Dávila parecía siempre cauto, pero Pita participaba de la indiferencia de aquellos técnicos. Le iba explicando todo muy solícito a Chamorro, que seguía estirándose el mono. Para Pita, como para Trinidad Soler, aquél era un espacio cotidiano. Pensé en él, en Trinidad. Traté de verle allí y traté de representarme cómo se movería, qué pasaría por su cabeza en aquel recinto que reproducía, a su modo ultratecnológico, la solemnidad de un templo. Había una pasarela que cruzaba sobre la piscina. Nos invitaron a subir y al hacerlo pudimos ver bajo nuestros pies el agua inmóvil.

– ¿Qué es eso que hay en el fondo? -preguntó Chamorro. Se trataba de una especie de bastidores, de un oscuro color metálico.

– Es el combustible gastado -precisó Dávila, y a renglón seguido aclaró-: Las barras de uranio que se han ido quemando en el reactor.

– Eso debe de ser muy radiactivo.

– De lo más radiactivo -asintió Pita.

– ¿Y no es peligroso estar aquí encima, sin nada más que el agua por medio? -consulté, con cierta aprensión.

– Bueno, son casi diecisiete metros de agua, aunque no lo parezca -dijo Dávila-. Es un buen blindaje.

– ¿Por qué es tan azul? -inquirió Chamorro.

– No es azul -sonrió Dávila-. Sólo lo parece. Es un efecto que provoca el acero inoxidable de las paredes de la piscina.

– A todo el mundo le llama la atención ese azul -dijo Pita-. Incluso a los que estamos hartos de verlo. También a Trinidad. A veces se quedaba mirando ahí abajo, a donde está el combustible irradiado. Solía decir que era curioso que uno pudiera ver así algo capaz de provocar tanta destrucción. Sin más barrera que una simple capa de agua, transparente y azul.
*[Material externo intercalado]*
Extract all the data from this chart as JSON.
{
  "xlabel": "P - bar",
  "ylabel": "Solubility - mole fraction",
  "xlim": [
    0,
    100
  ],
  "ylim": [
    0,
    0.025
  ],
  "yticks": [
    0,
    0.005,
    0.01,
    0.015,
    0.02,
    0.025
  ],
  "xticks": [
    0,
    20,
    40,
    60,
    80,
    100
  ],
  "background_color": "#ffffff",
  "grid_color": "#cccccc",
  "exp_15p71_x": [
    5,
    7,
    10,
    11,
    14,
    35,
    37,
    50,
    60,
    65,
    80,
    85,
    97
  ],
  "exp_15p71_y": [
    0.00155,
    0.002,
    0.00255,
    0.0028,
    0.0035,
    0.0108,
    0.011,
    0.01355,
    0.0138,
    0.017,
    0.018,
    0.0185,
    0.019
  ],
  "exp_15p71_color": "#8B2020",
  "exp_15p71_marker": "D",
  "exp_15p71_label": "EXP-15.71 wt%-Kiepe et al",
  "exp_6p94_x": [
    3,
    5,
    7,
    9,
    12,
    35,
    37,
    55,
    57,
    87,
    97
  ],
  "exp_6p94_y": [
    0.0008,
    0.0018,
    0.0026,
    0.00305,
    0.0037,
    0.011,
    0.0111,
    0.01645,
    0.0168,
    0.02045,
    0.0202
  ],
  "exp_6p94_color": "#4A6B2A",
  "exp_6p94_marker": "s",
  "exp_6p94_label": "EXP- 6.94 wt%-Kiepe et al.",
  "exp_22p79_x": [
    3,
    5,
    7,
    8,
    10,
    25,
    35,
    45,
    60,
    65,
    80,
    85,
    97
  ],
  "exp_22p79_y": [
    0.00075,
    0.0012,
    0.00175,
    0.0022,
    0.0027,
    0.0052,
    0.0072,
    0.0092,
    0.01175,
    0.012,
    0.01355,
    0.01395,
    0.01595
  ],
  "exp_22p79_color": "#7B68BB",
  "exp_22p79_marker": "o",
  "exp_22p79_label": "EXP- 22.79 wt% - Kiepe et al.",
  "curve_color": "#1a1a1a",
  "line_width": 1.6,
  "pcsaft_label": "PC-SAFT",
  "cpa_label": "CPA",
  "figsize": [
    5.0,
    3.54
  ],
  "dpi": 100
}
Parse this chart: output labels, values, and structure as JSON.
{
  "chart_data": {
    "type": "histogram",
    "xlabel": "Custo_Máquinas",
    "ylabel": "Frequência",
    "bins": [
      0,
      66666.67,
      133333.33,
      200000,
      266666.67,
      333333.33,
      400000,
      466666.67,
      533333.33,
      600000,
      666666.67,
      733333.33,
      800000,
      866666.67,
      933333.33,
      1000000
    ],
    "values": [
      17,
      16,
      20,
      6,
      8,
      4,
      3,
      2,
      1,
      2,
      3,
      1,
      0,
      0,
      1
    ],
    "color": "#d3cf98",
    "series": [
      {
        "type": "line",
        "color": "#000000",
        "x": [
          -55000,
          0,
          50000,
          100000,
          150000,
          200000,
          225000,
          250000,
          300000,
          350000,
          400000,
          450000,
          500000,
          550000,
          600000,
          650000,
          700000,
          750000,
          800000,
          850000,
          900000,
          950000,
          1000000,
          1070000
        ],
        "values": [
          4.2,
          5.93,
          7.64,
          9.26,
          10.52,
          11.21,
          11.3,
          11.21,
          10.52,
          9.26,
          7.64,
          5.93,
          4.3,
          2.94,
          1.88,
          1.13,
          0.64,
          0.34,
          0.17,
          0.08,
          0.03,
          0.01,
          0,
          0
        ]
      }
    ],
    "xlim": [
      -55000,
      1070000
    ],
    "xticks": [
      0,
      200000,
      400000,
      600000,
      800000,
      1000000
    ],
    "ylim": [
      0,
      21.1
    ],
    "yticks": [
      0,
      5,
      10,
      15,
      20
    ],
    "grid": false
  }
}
Guardamos al muerto los segundos de silencio que todo muerto merece: Pita con el ceño ligeramente fruncido, Dávila con la mirada perdida en el fondo de la piscina. Ya habíamos visto más que suficiente. Salimos de la zona controlada, devolvimos nuestros monos naranjas y nos despedimos de Pita. Dávila nos acompañó aún a través de los restantes controles, hasta la salida. Incluso caminó con nosotros unos metros, en dirección a donde habíamos aparcado el coche. Me chocó un poco esa resistencia a separarse. El jefe de operación no paraba de darle vueltas a alguna cosa.

– Sargento, hay algo que quiero preguntarle -terminó por decir-. ¿Iba en serio la promesa que me hizo antes, cuando hablamos por teléfono?

– Si lo prometí, iba en serio -aseguré.

Dávila aún dudó un momento. Luego, con firmeza, declaró:

– Bajo esa condición que me ofreció, les voy a contar algo que mi conciencia me impide ocultarles. Hace una semana, durante una revisión de rutina, se advirtió una discrepancia en las fichas de control de cierto tipo de fuentes radiactivas. Hemos analizado una y otra vez los datos y la discrepancia subsiste. Lo que esto nos hace temer, en resumidas cuentas, es que alguien ha podido distraer una de esas fuentes. No es algo que pueda causar una catástrofe, pero entraña gran riesgo para quien esté cerca, así que ayer comunicamos el incidente a las autoridades nucleares. El problema -suspiró gravemente Dávila-, es que la fuente podría llevar más de un año circulando sin control. Los indicios que hemos reunido hasta ahora nos hacen pensar que falsificaron las fichas. Y en fin, aunque todo está por confirmar, creo que debo decirles que uno de los que pudo hacerlo fue Trinidad Soler.